Kim May’s contribution, “Stealing Thunder from the Gods,” is set in an alternate version of the West where airships are common. Anli Wong-McKinnon works with her husband Josiah carrying passengers and cargo. Two of their current passengers, Richard Carter and his wife Delphinia seem suspicious, and when the ship is attacked by a giant bird—bigger than their ship—they are forced to reveal their secret. Definitely not run-of-the-mill fantasy, with a threat that is both frightening and sympathetic.
In “Kachina” by James A. Moore, John Crowley, who hunts monsters, discovers a terrible massacre and goes to find the cause with the aid of Lucas Slate (a skinwalker) and the ghost of an old man who wants revenge. They come face-to-face with the cause, and go after him. Very good characters and mythology, but the resolution is just a battle scene. I think it needed something more.
Irene Radford’s “Finding Home” is the story of Katie Murphy, who, despite her name, comes from a family from Siberia that long ago moved to America. Her house god, Kormos, is not happy with their home or the fact that Katie is trying to use steam power for her loom. But all seems especially bad when they are menaced by a giant hairy humanoid monster—yeti/bigfoot. The best part of the story was the portrayal of the monster, and the resolution, where it is revealed to be more than just a rampaging evil.
“The Murder of the Rag Doll Kid” by David Boop is a ghost story, where the title character, Matthew Ragsdale, sees himself dead and goes to avenge himself.
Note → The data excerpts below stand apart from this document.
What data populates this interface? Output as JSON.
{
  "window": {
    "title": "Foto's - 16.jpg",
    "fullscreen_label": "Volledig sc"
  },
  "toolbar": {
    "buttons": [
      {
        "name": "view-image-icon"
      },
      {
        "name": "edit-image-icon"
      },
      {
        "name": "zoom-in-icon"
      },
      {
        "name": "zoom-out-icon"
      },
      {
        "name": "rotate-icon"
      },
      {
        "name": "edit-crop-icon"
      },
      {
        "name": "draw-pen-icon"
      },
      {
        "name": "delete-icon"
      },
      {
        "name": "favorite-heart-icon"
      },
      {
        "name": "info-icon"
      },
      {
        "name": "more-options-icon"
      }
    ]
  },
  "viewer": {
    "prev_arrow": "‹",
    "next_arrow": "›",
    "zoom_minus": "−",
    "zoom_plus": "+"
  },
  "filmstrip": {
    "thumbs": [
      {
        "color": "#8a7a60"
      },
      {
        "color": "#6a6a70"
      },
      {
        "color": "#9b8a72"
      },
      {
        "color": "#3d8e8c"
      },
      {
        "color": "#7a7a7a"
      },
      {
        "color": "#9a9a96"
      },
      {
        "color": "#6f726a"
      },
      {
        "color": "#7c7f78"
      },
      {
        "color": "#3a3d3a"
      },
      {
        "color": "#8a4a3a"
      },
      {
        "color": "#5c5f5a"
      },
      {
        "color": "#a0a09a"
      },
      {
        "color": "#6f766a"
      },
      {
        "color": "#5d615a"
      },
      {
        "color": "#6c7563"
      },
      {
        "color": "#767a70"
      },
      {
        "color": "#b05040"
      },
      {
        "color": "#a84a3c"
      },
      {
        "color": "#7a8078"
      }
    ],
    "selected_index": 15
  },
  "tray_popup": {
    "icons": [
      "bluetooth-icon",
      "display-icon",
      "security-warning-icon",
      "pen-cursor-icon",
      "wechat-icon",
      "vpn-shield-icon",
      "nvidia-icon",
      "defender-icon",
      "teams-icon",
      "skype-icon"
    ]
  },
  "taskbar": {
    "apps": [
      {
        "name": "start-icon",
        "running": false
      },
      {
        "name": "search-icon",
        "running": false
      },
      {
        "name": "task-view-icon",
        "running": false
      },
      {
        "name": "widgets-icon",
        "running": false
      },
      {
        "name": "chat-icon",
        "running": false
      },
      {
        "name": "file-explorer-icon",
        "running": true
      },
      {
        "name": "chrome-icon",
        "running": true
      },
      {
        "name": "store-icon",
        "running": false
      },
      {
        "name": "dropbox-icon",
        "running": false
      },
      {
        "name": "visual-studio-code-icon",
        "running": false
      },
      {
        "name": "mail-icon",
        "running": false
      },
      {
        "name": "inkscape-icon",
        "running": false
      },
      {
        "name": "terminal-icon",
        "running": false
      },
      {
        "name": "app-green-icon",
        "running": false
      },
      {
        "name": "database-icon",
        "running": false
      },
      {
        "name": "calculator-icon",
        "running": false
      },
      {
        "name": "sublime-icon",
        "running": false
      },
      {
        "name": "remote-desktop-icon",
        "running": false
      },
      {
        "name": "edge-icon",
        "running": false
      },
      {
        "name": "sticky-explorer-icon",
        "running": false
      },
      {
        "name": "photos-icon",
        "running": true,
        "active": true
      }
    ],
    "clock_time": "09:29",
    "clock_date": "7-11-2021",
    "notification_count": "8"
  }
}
The Kid slowly searches for the person behind it in a story that has enough twists to keep it interesting.
Tex Thompson is the perfect name for a contributor to this anthology (not to mention the name of one of the first comic book superheroes, debuting with Superman) and his “Hell-Bent” is a top-notch story. Holly is a patent medicine salesman who, after surviving an accident, goes into the town of Hockit to try to sell his wares. Holly thinks he’s more clever than the hicks in the town, much to his horror. A good example of a man getting his comeuppance due to the flaws in the character. Sounds like tragedy, I suppose, but the story is too much fun for that..
“Ghost Men of Sunrise Mesa” by Jonathan Maberry follows Red MacGill, a man who handles strange jobs involving ghosts and other supernatural beings. He travels to the farm of Mathew Hollister, who is seeing some strange creatures in a nearby cave, human shaped but not human. When investigatiing, Red comes across a young woman with a strange story to tell, one that ties in with a classic novel of science fiction. The concept works quite well, and the story is generally well made, but I found the ending disappointing, since it cuts away from the climax—one where Red is in serious danger—to reveal him surviving it without telling how.
I’ve now read two of the three books in the series and both were first-class collections. No real duds here and some major gems.